Solving $3x - 40 \cdot 2 = x + 5$ What did I do wrong? 



*

*Start problem

*got rid of the 2 on the left side by reversing the multiplication

*simplified - got rid of the two on the left side and divided on the right to get 2.5

*undoing the subtraction of 40 by adding 40 to both sides

*simplified - got rid of the 40 on the left side and added 40 to 2.5 on the right. 

*Undoing the multiplication of 3 on the left side by dividing by 3 on both sides. 

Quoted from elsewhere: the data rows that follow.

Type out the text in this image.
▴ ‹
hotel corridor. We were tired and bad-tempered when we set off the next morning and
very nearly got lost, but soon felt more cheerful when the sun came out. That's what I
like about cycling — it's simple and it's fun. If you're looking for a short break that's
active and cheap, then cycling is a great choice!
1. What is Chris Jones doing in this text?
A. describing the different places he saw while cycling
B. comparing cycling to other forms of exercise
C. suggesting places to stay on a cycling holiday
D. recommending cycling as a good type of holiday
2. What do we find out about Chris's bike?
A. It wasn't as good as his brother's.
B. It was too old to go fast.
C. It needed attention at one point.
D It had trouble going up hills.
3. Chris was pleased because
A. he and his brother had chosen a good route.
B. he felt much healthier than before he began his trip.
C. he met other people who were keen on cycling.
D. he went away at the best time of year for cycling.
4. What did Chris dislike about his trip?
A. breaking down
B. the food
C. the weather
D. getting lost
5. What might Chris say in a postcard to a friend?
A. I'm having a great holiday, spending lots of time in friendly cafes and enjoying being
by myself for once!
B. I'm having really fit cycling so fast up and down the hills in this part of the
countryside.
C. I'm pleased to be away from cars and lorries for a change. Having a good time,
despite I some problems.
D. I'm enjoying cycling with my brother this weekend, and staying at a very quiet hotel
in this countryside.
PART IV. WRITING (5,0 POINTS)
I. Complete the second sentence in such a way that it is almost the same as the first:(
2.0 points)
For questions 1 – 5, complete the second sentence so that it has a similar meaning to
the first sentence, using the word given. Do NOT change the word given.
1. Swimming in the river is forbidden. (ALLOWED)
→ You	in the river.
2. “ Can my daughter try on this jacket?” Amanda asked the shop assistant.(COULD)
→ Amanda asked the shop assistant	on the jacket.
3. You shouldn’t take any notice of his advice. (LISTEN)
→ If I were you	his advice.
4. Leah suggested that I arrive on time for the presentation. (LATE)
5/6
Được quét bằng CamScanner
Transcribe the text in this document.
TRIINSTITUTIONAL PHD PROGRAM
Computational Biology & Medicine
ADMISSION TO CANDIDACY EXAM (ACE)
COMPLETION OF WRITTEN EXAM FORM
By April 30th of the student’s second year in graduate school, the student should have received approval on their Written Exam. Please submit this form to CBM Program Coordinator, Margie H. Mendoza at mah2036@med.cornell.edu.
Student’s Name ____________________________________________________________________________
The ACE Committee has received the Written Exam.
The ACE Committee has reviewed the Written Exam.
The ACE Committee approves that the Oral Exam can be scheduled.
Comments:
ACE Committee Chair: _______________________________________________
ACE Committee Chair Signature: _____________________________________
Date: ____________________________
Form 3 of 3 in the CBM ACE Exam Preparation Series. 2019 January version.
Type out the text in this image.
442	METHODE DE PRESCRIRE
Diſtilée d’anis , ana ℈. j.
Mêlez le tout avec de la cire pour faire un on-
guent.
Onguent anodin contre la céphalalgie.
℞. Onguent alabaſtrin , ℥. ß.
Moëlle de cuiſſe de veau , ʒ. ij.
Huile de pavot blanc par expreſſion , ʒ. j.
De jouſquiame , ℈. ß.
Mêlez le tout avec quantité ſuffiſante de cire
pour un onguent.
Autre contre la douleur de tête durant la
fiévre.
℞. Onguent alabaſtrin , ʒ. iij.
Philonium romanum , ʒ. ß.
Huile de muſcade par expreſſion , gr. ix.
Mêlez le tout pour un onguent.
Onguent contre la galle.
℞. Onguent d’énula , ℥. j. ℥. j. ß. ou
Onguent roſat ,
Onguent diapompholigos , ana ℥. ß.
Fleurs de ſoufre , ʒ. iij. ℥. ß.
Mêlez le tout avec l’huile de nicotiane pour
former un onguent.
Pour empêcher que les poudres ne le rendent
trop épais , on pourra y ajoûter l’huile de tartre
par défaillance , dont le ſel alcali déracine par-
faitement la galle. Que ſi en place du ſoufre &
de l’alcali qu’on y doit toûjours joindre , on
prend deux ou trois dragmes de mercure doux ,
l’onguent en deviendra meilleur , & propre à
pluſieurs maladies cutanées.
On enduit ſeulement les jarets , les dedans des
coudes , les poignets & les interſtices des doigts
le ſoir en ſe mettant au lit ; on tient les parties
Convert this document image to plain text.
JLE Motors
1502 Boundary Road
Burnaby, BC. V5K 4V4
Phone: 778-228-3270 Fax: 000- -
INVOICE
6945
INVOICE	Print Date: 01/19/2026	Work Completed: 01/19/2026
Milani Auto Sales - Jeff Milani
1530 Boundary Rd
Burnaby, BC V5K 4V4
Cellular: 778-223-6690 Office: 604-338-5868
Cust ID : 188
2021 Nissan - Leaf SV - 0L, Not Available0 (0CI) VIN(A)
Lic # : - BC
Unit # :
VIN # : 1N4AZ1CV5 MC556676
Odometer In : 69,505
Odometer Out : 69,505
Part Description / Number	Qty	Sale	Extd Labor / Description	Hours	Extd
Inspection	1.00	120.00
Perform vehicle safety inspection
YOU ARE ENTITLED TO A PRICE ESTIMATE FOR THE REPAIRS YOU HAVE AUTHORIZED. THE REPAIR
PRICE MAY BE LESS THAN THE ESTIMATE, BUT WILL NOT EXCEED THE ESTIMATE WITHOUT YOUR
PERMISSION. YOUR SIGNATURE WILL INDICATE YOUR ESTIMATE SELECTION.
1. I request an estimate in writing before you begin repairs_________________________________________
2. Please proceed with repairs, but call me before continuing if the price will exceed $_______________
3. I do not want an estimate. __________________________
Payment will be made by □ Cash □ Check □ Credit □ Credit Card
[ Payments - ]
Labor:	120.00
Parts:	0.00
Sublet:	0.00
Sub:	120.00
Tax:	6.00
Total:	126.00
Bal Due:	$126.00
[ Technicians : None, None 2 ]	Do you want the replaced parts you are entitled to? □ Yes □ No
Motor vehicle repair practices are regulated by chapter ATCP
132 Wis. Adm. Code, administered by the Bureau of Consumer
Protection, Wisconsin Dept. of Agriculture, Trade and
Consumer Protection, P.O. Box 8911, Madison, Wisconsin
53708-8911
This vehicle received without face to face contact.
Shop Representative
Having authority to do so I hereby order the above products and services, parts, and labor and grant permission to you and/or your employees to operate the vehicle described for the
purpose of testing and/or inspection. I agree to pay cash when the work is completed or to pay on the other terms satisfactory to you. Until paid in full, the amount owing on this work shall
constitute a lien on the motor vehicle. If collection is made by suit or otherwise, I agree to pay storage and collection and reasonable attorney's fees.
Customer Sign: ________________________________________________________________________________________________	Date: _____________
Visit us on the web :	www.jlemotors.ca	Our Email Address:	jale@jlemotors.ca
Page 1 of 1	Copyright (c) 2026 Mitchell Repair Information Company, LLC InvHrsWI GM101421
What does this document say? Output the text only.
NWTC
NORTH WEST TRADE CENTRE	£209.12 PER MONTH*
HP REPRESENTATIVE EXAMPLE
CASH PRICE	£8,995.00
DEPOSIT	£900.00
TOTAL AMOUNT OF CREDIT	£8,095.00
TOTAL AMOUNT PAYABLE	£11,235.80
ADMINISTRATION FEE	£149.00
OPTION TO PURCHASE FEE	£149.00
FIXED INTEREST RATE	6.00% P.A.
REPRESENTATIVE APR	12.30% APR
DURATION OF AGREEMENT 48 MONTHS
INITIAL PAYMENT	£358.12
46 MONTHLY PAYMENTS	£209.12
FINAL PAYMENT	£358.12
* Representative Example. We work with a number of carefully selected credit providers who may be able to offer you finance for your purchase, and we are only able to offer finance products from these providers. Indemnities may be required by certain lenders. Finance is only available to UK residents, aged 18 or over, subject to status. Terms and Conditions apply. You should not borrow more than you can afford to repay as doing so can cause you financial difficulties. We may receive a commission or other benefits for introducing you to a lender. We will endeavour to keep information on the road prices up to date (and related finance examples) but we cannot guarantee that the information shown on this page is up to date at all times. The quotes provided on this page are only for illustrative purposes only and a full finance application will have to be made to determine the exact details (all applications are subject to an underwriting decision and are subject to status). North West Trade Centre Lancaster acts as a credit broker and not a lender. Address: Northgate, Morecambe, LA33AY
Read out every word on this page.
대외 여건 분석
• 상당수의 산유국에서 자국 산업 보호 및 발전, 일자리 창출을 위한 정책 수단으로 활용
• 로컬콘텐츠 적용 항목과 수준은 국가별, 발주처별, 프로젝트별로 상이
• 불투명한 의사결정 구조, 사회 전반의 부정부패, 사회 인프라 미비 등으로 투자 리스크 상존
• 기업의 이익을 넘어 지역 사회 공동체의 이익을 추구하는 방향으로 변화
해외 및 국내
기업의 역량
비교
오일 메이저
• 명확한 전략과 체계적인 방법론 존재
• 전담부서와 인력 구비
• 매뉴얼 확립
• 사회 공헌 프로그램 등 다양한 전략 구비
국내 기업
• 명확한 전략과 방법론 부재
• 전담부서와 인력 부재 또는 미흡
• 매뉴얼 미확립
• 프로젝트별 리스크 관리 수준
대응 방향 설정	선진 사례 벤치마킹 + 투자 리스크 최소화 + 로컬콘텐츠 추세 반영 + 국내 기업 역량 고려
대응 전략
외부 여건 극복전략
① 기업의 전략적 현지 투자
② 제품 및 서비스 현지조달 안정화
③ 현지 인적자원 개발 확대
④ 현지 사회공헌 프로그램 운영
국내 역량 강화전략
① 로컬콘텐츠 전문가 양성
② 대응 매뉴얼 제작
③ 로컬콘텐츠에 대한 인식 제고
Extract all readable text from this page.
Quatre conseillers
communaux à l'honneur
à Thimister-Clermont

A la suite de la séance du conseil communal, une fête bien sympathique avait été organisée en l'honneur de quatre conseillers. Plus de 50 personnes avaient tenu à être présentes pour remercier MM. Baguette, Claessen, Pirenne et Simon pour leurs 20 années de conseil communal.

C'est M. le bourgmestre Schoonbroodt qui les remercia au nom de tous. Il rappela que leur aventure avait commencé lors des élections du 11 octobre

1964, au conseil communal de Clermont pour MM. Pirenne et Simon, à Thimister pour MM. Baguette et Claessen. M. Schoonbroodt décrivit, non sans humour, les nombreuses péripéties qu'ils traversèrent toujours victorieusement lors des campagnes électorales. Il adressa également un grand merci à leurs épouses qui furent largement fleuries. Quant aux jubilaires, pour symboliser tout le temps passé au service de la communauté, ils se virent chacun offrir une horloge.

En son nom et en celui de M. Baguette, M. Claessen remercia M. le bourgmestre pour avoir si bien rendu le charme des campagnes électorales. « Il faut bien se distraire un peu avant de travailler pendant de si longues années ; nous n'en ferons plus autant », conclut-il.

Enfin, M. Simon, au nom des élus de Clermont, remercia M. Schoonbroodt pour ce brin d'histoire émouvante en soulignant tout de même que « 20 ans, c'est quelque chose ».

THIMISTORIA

*Simplifying - got rid of the 3 on the left, and divided on the right

*undid addition of x on right side by subtracting x on both sides

*simplified ------ confusion  

 A: Your mistake is in step 2. If you're going to divide either side of the equation by $2$, you have to divide the entire equation on both sides. You did:
$$3x-\dfrac{40 \times 2}{2} = x+\dfrac{5}{2}$$
However, this is incorrect. The correct way to carry this out would be:
$$\dfrac{3x - 40 \times 2}{2} = \dfrac{x+5}{2}$$
But that's not really the easiest way to solve this. Try subtracting $x$ from both sides first. That leaves us with:
$$2x-40 \times 2=5$$
Try to take it from here.
A: You divided some but not all of each side of your equation in step 2. 
The result of dividing by 2 in step 2 should be $(3x-40\cdot 2)/2 = (x+5)/2$ which is $(3/2)x-40 = x/2+5/2$ which is $1.5x-40=0.5x+2.5$.
The next mistake occurs in line 7 where you have $...=\frac{x+42.5}{3}$ and then on the next line you have $x+42.5/3$ where you should have $x/3+42.5/3$ (the 3 divides both $x$ and $42.5$).
A: You didn't divide the x on the right by 2 and didn't treat the multiplication on the left appropriately
It should go more like this
$3x - 40 \cdot 2 = 3x - 80 = x + 5$
$2x-80=5$
$2x = 85$
$x = \frac{85}{2}$